L’association « les Amis de la Terre » a pour objet la protection de l’environnement et du cadre de vie. Elle a donc pour position constante de protéger au maximum les riverains de Roissy Charles de Gaulle contre les nuisances liées à l’activité de la plate-forme et des avions. D’un point de vue aménagement du territoire, les Amis de la Terre sont favorables à l’étude de mesures alternatives à la croissance de Roissy : répartition du trafic sur les aéroports de province et accélération des projets TGV. Ces deux sujets, en plus des mesures pour lutter contre l’effet de serre et la protection des riverains, sont inscrits dans le cahier des charges d’une contre-expertise des associations FNAUT, FNE et Amis de la Terre (2001) dont le financement est aujourdh’ui ajourné par la DGAC.
Pourtant il y a urgence, dans le Val d’Oise : le réseau de mesures citoyennes du bruit des avions que l’association a mis en place depuis quelques années révèle que le trafic contribue à la gêne sonore de façon continue, jour et nuit. On constate en soirée, des moyennes de bruit supérieures à celles du jour.
Les autorités les plus compétentes en ce domaine ont toujours préconisé de traiter les environs de Roissy de façon spécifique par rapport à d’autres plates-formes en raison de l’exploitation continue liée à l’intensité du trafic aérien.

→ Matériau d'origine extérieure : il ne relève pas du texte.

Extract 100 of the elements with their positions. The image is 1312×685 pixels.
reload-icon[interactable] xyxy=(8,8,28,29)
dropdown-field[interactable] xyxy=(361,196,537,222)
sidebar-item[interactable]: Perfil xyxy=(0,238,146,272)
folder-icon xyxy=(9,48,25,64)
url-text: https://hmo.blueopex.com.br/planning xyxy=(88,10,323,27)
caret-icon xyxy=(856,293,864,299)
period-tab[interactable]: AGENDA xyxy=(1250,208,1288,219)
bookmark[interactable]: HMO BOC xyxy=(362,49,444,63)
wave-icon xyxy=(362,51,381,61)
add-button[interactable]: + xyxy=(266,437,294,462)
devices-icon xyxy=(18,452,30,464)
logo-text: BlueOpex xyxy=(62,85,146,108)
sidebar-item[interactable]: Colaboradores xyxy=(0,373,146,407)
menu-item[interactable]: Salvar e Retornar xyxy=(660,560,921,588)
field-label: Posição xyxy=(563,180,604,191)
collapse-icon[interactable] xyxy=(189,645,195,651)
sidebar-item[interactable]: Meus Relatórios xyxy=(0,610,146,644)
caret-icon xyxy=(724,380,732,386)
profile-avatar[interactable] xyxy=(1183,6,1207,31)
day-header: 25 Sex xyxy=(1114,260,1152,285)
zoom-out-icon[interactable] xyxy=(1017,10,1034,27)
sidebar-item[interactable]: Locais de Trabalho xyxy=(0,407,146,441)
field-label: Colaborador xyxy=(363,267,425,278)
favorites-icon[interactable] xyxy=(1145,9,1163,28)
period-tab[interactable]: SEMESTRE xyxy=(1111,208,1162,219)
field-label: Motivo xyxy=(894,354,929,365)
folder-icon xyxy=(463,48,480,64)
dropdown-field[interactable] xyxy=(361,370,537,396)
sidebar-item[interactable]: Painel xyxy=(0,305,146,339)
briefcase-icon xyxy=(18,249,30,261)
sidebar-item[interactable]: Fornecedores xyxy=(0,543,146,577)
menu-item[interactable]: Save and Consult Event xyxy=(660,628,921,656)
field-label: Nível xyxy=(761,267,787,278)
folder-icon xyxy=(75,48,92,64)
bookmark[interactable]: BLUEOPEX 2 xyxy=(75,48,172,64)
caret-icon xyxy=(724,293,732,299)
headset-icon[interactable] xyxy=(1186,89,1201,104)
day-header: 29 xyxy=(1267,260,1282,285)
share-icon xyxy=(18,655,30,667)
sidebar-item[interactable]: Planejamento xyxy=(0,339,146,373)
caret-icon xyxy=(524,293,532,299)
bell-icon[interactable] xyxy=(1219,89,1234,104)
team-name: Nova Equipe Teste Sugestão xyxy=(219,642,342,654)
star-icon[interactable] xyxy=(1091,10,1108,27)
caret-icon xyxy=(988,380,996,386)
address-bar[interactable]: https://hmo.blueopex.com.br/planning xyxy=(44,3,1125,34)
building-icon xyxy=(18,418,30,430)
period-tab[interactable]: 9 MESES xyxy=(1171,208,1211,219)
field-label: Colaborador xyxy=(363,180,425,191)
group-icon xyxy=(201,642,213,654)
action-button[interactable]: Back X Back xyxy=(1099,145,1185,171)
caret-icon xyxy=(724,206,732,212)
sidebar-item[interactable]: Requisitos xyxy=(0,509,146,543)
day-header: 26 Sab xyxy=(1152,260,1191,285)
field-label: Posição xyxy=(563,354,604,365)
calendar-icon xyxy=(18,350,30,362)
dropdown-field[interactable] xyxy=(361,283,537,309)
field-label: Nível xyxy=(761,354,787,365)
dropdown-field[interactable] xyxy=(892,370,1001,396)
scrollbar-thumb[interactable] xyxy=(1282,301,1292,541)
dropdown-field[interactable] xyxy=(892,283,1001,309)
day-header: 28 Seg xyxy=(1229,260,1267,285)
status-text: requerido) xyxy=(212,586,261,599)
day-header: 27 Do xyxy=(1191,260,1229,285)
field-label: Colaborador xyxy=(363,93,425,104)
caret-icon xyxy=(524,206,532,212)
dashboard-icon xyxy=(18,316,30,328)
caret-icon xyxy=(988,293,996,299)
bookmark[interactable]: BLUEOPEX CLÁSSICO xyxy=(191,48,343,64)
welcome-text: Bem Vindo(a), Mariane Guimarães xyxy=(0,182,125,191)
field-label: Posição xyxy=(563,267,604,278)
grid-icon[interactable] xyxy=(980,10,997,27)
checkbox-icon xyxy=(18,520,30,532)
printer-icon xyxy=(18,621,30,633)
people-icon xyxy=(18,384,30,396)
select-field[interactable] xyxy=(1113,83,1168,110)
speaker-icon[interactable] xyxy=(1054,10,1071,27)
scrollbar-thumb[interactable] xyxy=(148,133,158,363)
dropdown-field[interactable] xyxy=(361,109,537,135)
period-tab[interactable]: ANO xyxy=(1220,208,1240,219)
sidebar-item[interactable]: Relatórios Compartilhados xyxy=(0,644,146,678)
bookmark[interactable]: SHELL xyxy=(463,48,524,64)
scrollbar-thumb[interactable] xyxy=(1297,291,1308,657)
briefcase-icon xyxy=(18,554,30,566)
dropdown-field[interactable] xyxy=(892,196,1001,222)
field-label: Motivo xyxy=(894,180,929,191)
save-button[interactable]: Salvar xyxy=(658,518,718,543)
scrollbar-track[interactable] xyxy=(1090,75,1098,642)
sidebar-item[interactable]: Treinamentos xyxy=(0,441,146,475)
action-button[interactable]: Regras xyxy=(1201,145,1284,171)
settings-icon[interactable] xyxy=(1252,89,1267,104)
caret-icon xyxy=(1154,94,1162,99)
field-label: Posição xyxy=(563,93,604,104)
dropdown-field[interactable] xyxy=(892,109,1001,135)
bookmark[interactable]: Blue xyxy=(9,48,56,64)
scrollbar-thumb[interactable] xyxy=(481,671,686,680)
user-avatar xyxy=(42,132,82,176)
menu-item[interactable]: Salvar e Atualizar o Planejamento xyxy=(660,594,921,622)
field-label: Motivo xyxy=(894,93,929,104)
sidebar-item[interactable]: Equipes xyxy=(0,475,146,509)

Pour ces raisons l’ACNUSA, dans ses recommandations officielles (rapport 2000 p.43 et rapport 2001 p.7), préconise le choix de Lden 58 pour la limite extérieure de la zone B du PEB de Roissy CDG.
A la lecture de la carte soumise au débat, les Amis de la Terre s’étonnent que cette limite soit dépassée pour la zone B alors que la protection des riverains est annoncée par le gouvernement comme une priorité. Comme le recommande l’ACNUSA, cette limite doit être de Lden 58, sinon il s’agira d’une dégradation des conditions de vie de riverains déjà très pénalisés actuellement. Pour les mêmes raisons, l’association se prononce pour la limite extérieure de la zone C en demandant la fixation à la valeur la plus basse : Lden 55.
Dans la perspective d’évolution du trafic aérien à CDG (qu’elle souhaite favorable aux riverains), l’association « les Amis de la Terre » demande qu’une révision systématique de la cartographie du PEB soit prévue tous les deux ans sans modification des seuils choisis.